Das allen Campismos gemeinsame Kriterium war die Wahl eines vorherrschenden Widerspruchs: der diplomatischen Interessen eines Staates im internationalen System. Alle anderen Widersprüche – etwa der Antagonismus zwischen Kapital und Arbeit in jeder Gesellschaft – würden dauerhaft unterdrückt. Der Widerspruch zwischen den Blöcken im zwischenstaatlichen System drängte sich für die Campistas als grundlegender Widerspruch auf. Klassenkämpfe in jeder Region der Welt würden der Staatsräson untergeordnet.
Der Campismus beruhte auf „einem Körnchen Wahrheit“. Die internationale Situation ist immer das komplexe Ergebnis eines Prozesses von Klassenkämpfen, aber auch von Kämpfen zwischen Staaten. Vom Marxismus inspirierte Analysen standen daher immer vor einer zentralen methodischen Frage. Die Herausforderung war noch nie einfach.

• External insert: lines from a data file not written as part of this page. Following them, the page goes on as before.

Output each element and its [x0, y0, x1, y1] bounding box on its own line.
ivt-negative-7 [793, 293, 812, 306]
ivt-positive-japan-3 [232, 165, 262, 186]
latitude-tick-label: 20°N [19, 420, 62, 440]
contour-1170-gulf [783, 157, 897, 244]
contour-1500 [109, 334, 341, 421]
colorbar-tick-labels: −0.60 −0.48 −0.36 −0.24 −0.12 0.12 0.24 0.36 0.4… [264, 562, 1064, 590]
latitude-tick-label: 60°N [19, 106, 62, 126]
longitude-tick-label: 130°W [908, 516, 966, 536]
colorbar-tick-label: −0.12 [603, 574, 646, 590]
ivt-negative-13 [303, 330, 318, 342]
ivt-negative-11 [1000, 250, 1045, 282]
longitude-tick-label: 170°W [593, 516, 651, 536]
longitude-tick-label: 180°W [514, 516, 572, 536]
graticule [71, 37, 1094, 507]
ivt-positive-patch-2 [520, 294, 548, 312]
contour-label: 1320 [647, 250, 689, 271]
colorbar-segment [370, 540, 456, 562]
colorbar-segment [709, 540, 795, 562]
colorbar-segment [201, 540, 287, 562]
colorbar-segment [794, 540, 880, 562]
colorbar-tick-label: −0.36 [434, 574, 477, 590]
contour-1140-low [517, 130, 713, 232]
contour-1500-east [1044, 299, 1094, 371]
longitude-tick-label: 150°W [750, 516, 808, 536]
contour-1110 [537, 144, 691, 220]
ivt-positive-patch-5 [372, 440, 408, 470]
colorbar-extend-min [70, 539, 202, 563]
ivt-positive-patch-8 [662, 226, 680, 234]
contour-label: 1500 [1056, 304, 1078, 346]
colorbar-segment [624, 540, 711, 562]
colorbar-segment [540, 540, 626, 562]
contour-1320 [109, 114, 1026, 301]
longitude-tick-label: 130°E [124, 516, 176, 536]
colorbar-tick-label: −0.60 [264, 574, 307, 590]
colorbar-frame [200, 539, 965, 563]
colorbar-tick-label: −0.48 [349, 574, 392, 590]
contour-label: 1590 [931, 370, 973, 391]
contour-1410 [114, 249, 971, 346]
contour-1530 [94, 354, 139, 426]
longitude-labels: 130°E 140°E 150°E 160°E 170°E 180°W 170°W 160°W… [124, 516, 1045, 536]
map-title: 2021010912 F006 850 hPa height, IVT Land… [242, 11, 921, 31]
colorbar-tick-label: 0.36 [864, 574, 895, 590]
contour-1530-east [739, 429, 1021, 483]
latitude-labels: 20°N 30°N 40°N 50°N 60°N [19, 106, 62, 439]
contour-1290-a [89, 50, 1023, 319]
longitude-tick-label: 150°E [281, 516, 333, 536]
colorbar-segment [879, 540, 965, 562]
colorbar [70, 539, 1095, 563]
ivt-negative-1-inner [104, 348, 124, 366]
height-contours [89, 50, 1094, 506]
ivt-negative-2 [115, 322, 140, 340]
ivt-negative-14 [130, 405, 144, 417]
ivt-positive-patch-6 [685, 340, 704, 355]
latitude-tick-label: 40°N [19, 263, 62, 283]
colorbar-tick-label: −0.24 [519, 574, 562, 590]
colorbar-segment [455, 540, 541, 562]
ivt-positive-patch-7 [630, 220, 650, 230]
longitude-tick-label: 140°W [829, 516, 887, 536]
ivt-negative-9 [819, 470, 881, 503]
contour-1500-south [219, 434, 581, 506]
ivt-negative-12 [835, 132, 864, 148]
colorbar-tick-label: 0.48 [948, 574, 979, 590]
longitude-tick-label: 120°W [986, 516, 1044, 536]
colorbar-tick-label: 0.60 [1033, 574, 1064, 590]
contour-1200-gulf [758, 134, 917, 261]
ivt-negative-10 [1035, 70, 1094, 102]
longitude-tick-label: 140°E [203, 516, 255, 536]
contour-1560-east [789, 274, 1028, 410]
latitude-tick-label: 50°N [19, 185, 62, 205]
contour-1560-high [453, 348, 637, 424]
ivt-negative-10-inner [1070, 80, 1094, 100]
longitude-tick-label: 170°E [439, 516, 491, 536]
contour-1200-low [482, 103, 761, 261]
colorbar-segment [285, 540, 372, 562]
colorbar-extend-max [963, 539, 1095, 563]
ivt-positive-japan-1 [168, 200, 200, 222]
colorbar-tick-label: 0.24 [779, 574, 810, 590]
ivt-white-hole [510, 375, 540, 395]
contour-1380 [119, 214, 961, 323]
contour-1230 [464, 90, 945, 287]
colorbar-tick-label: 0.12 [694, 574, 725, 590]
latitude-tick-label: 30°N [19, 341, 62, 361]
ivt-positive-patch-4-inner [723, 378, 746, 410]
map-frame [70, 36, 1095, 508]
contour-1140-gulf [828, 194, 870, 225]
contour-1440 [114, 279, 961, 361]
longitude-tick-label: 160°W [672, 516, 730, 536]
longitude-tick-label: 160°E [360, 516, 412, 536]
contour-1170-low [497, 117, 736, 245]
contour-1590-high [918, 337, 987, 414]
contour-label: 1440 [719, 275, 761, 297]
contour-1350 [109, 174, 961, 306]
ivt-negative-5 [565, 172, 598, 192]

Um die weltpolitischen Dynamiken zu verstehen, müssen zwei Dimensionen artikuliert werden: Einerseits kann die Untersuchung der Machtverhältnisse im Klassenkampf auf nationaler Ebene natürlich nicht die Tatsache außer Acht lassen, dass Klassen sich dazu positionieren, für ihre Interessen zu kämpfen – und wenn sie revolutionär sind Krisen, für Macht – innerhalb von Grenzen.
Ohne die Nachwirkungen des Ersten Weltkriegs und die Schwächung des Staatensystems in Europa lässt sich der Triumph der Oktoberrevolution 1917 nicht erklären: Schließlich sehnte sich Deutschland nach einem Separatfrieden und erreichte ihn auch. Es wäre sehr schwierig, die Entscheidung von Mao und der Führung der KP Chinas, den Krieg gegen Chiang Kai Chek im Jahr 1949 zu beenden, zu erklären, ohne den Rahmen des Kräftegleichgewichts im internationalen Staatensystem nach dem Beitritt zu berücksichtigen der russischen Armee in Berlin. Es wäre auch unmöglich, die Entscheidung von Fidel Castro – bis dahin ein nationalistischer Führer – zu verstehen, die nordamerikanischen Ultimaten von 1961 nicht zu akzeptieren, ohne zu bedenken, dass die Perspektive der Annäherung an die UdSSR einen Block von Allianzen im internationalen Staatensystem bot.
Aber Camper-Objektive sind nicht gut, um den Fall von Kabul zu verstehen.
*Valério Arcary ist pensionierter Professor am IFSP. Autor, unter anderem von Revolution trifft auf Geschichte (Schamane).